Winter is hanging on with vigorous claws. The temperature climbs up and then tumbles back down again; the ground is slowly thawing; the mud is deep; but we’re still freezing at night and getting some snow.
Ah, the glory of Montana!
Still, I wouldn’t want to live anywhere else. Yet.
But the big issue right now is our clay body. We’re working on creating our own clay recipe and the chemistry for clay bodies is as intense as for glazes. Clay bodies use all the same ingredients as I use for glazes, but in different quantities, of course.
Initially we tried some variations of recipes from Richard Zakin’s latest book, but still had some of the white specks in our hand-painted designs, so I’ve been altering those recipes with information from Daniel Rhodes and Robin Hopper to come closer to what we need.
A couple of variations ago I added more Hawthorne Bond fireclay, but even when we fired that clay to cone 6 we were left with the equivalent of a bisque-fired piece, which absorbs way too much water and the glaze crazes dramatically. If water sits in pieces made from clay which is that absorbent when the glaze is crazed, it will slowly leak through, leaving a small puddle on the table.
So I backed up half a step to reduce the fireclay and increase the kaolin, and then I added a little more flux.

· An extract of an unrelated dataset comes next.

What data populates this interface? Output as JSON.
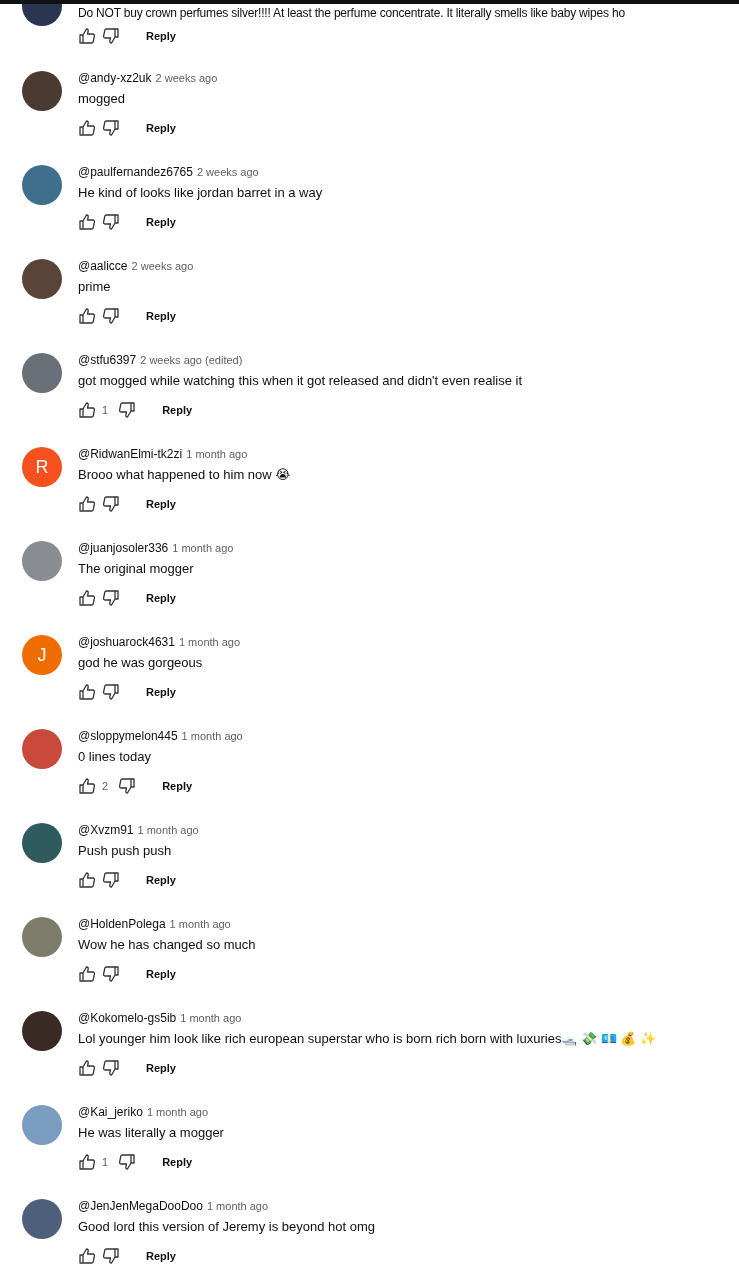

The worst part for me is having to wait a full week after mixing a new batch so the clay can mature. I am actually starting to think some of my earlier versions didn’t work so well in the throwing process because I didn’t wait long enough.
Impatient? Well, that hints at defining the anxiousness I experience while I’m having to sit around watching clay mature. We have deadlines.
We also have been buying small batches of clay at the Archie Bray Foundation in Helena just to get us by while I figure out a recipe they can mix for us a ton at a time. But a trip to Helena to buy clay means a day out of the studio; we’re already behind schedule and need to get some orders delivered very soon.
Before long we’ll be landscaping and by the time we get back into the studio I’ll forget a lot of what I didn’t take the time to write down. Often when I do write down the information I need, I don’t give myself enough detail, so I don’t know what I meant months later. And too often I throw samples away that were not what I had wanted, because our studio is already cluttered so much we don’t have adequate shelf space any more.
Being so human, I tend to ignore most of life’s little daily lessons. Aren’t people supposed to get more patient when they get older? Hmm, my dad turns 80 next month and he hasn’t gotten any more patient, yet. In the nursing home they had to separate him from mom and then they finally put him in his own room, because he is so impatient with other people that he becomes a cantankerous bully.
I wonder how long it takes to learn patience.